From the seething, crackling ambient nightmare
tones of “Vexare”, Churchburn establish “…The
Hymns of Misery” as a production layered with pure filth. The repeated, dirge like riff is vaguely
industrial and overtly terrifying – I imagined planetary siege engines,
powdered bones trailing behind, crackling through a domain of carbonized
waste. After that intro, the chiming,
watery lead guitar of “Lines of Red”
belies the real songwriting chops underneath the Churchburn
chaos. There are hooks and harmonies
that symphonic posers would love to copy, but these moments are all the more
stellar when juxtaposed with the fried, chugging rhythm lines. Dave Suzuki’s demonic vocal delivery is
uniformly unhinged, conveying pure rage at one moment and abject despair in the
next. And the guitar solo on this one is
sheer death shred mastery, before the finale of ignorant headbanging
perfection. The contrasts between the
ethereal (clean guitar lines and spare, distant samples) and thick, crushing
dissonance makes “Misery Hymns”
another compelling trek through hopelessness; the plodding trudge that gives
way to an epic finale is one of my favorite moments on record this year.
If there’s one element self-appointed “brutal”
bands sometimes lack, its virtuosity. In
that respect, Churchburn are astounding outliers, not only
for their shred and groove bona fides, but their facility with genre warping
and tonal shifts. “Authorized to Cleanse” and “Before
the Inferno” center around guitar pyrotechnics, but they are so tonally
distinct it’s mind boggling. While “…Cleanse” glides between harmonies and
neo-classical progressions, and borders on elegant black metal bombast, “…Inferno” is more distinctly avant
garde, using Eastern scales on top of groove oriented heavy blues sludge. Beneath this riff-worship, the rhythm section
is relentless, smashing out blast beats, looser classic doom, tribal sounds and
inhuman industrial beats, rooted by thick, gnarly bass tones. “Relieved
by Burning Lead” serves as the apotheosis of the record, opening with a
haunting spoken word intro before launching into a chilling anti-human
anthem.

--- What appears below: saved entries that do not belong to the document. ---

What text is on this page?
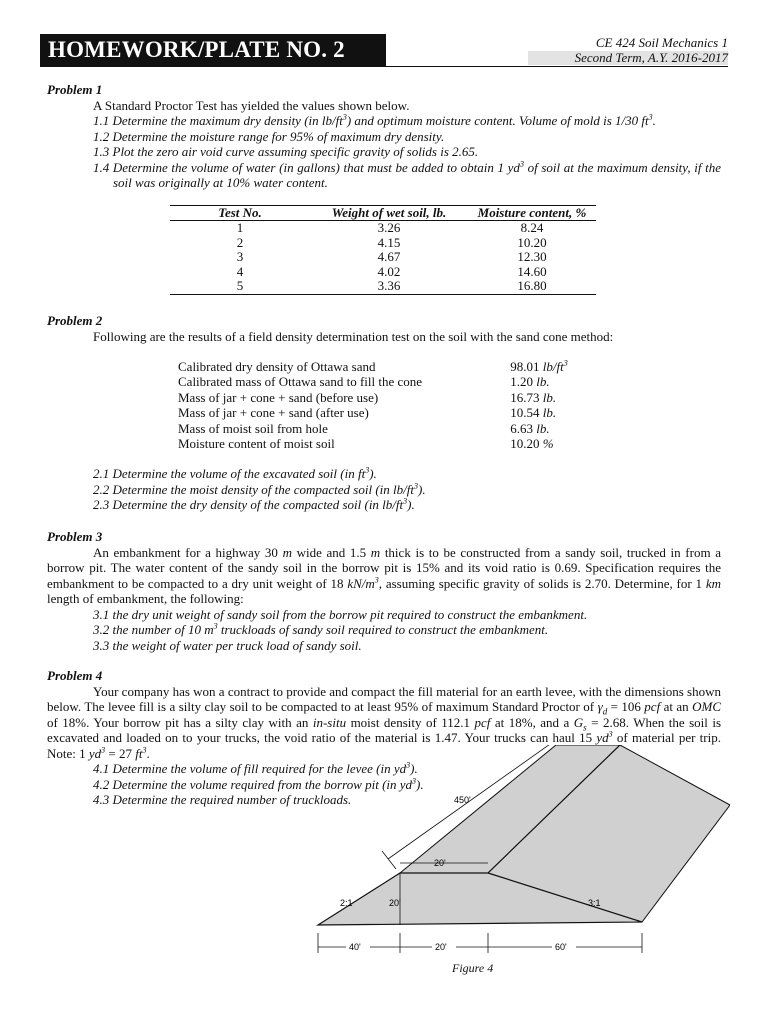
HOMEWORK/PLATE NO. 2	CE 424 Soil Mechanics 1
Second Term, A.Y. 2016-2017
Problem 1
A Standard Proctor Test has yielded the values shown below.
1.1 Determine the maximum dry density (in $lb/ft^3$) and optimum moisture content. Volume of mold is 1/30 $ft^3$.
1.2 Determine the moisture range for 95% of maximum dry density.
1.3 Plot the zero air void curve assuming specific gravity of solids is 2.65.
1.4 Determine the volume of water (in gallons) that must be added to obtain 1 $yd^3$ of soil at the maximum density, if the soil was originally at 10% water content.
Test No.	Weight of wet soil, lb.	Moisture content, %
1	3.26	8.24
2	4.15	10.20
3	4.67	12.30
4	4.02	14.60
5	3.36	16.80
Problem 2
Following are the results of a field density determination test on the soil with the sand cone method:
Calibrated dry density of Ottawa sand	98.01 $lb/ft^3$
Calibrated mass of Ottawa sand to fill the cone	1.20 lb.
Mass of jar + cone + sand (before use)	16.73 lb.
Mass of jar + cone + sand (after use)	10.54 lb.
Mass of moist soil from hole	6.63 lb.
Moisture content of moist soil	10.20 %
2.1 Determine the volume of the excavated soil (in $ft^3$).
2.2 Determine the moist density of the compacted soil (in $lb/ft^3$).
2.3 Determine the dry density of the compacted soil (in $lb/ft^3$).
Problem 3
An embankment for a highway 30 m wide and 1.5 m thick is to be constructed from a sandy soil, trucked in from a borrow pit. The water content of the sandy soil in the borrow pit is 15% and its void ratio is 0.69. Specification requires the embankment to be compacted to a dry unit weight of 18 $kN/m^3$, assuming specific gravity of solids is 2.70. Determine, for 1 km length of embankment, the following:
3.1 the dry unit weight of sandy soil from the borrow pit required to construct the embankment.
3.2 the number of 10 $m^3$ truckloads of sandy soil required to construct the embankment.
3.3 the weight of water per truck load of sandy soil.
Problem 4
Your company has won a contract to provide and compact the fill material for an earth levee, with the dimensions shown below. The levee fill is a silty clay soil to be compacted to at least 95% of maximum Standard Proctor of $\gamma_d = 106$ pcf at an OMC of 18%. Your borrow pit has a silty clay with an in-situ moist density of 112.1 pcf at 18%, and a $G_s = 2.68$. When the soil is excavated and loaded on to your trucks, the void ratio of the material is 1.47. Your trucks can haul 15 $yd^3$ of material per trip. Note: 1 $yd^3 = 27$ $ft^3$.
4.1 Determine the volume of fill required for the levee (in $yd^3$).
4.2 Determine the volume required from the borrow pit (in $yd^3$).
4.3 Determine the required number of truckloads.	450'
20'
20'
2:1	3:1
40'	20'	60'
Figure 4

The winding melodies, throat
shredding vocals, double kick onslaughts, even frantic basslines (!) – each
time I queue up this track I can feel my blood pressure rising, my BPM slowly
sliding into the red. It’s an ordeal of
a song, but I find myself blasting it over and over again, as if I can somehow
inure myself to its corrosive power.
Closing track "Kaustos" acts as a parallel of “Vexare” – another dark slab of instrumental metal that is somehow
more mournful than the industrial inhumanity of Vexare. This feels like a requiem.